De ces erreurs, quelques-unes même ne doivent pas leur être attribuées, elles sont le fait de quelques auteurs qui, sollicitant les textes; en ont donné une interprétation fantaisiste. Ainsi pour ne citer qu’un exemple: le Père de Andrade avait écrit que l’affluent du Gange qu’il remonta pour entrer au Thibet prenait sa source dans un marais; on transforma le marais en lac et on spécifia que le lac en question n’était autre que le Manasarowar!
Justice a été enfin rendue à ces pionniers par la plume de Sven Hedin qui proclame Desideri, “l’un des plus brillants voyageurs européens”, par Holdich qui ne craint pas de comparer della Penna à Livingstone et plus récemment par l’auteur de Early Jesuit travellers in Central Asia qui a eu la bonne fortune de retrouver les manuscrits des Jésuites qui vécurent au Thibet, il y a trois siècles.

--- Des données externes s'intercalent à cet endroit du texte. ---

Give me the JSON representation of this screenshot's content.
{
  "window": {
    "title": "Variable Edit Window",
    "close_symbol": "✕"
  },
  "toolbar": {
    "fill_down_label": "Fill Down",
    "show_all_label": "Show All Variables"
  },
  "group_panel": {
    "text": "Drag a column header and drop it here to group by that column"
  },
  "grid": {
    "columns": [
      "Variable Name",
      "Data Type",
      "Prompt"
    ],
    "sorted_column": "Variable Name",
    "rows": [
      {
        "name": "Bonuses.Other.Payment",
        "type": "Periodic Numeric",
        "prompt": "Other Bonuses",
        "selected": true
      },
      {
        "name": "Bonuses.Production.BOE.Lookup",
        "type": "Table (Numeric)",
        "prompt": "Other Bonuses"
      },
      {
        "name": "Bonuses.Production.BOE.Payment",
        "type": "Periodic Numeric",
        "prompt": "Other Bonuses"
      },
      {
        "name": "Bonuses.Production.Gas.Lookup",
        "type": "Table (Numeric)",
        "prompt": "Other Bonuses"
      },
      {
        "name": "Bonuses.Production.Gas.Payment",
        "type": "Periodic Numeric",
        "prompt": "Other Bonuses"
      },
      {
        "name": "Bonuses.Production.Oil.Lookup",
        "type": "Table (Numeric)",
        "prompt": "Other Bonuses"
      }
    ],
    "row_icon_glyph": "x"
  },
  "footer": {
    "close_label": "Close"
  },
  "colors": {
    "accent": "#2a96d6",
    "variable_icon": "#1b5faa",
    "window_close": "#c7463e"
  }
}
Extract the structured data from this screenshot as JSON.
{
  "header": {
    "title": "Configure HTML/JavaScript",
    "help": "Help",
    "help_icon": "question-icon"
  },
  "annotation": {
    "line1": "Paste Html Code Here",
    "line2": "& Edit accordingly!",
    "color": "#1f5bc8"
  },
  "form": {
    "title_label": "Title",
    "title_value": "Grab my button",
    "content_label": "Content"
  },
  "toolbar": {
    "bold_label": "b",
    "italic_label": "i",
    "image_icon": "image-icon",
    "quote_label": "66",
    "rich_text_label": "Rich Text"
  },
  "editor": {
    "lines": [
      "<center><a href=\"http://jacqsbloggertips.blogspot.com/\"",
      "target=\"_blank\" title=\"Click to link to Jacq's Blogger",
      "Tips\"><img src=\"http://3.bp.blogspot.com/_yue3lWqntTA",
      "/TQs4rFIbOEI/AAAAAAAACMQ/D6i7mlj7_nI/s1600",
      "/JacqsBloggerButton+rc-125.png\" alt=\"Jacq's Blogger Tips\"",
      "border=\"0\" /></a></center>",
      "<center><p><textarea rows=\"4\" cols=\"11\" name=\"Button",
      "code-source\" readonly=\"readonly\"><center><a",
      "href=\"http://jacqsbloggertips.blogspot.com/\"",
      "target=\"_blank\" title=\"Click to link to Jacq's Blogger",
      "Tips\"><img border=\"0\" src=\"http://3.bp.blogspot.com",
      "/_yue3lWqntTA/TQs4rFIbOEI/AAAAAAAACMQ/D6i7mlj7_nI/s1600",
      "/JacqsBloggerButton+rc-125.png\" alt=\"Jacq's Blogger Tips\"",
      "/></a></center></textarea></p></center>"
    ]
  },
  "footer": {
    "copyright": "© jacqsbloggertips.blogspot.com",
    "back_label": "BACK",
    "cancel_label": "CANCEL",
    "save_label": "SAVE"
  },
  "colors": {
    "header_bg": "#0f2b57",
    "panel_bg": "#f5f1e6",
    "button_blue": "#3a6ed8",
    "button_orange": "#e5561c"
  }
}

On s’est souvent demandé aussi pourquoi les Thibétains qui autorisaient jadis les Européens à pénétrer au Thibet et même les prédicateurs d’une religion étrangère à séjourner au centre du lamaïsme, ont ensuite si obstinément fermé leurs portes aux explorateurs. La raison en est que le Thibet n’était pas unifié, que les chefs indigènes qui se partageaient le pouvoir, libres d’agir à leur guise, recevaient volontiers les voyageurs sans distinction de nationalité ou de religion, pourvu, comme l’insinue Cabral qui vécut à Chigatsé, que ces derniers leur fissent de temps à autre des cadeaux.
Mais viendra le jour où la Chine, qui chez elle fermait ses portes aux étrangers, fera accepter sa politique d’isolement à ses vassaux thibétains, et cela d’autant plus facilement que les entreprises britaniques ne tarderont pas à les mettre en méfiance.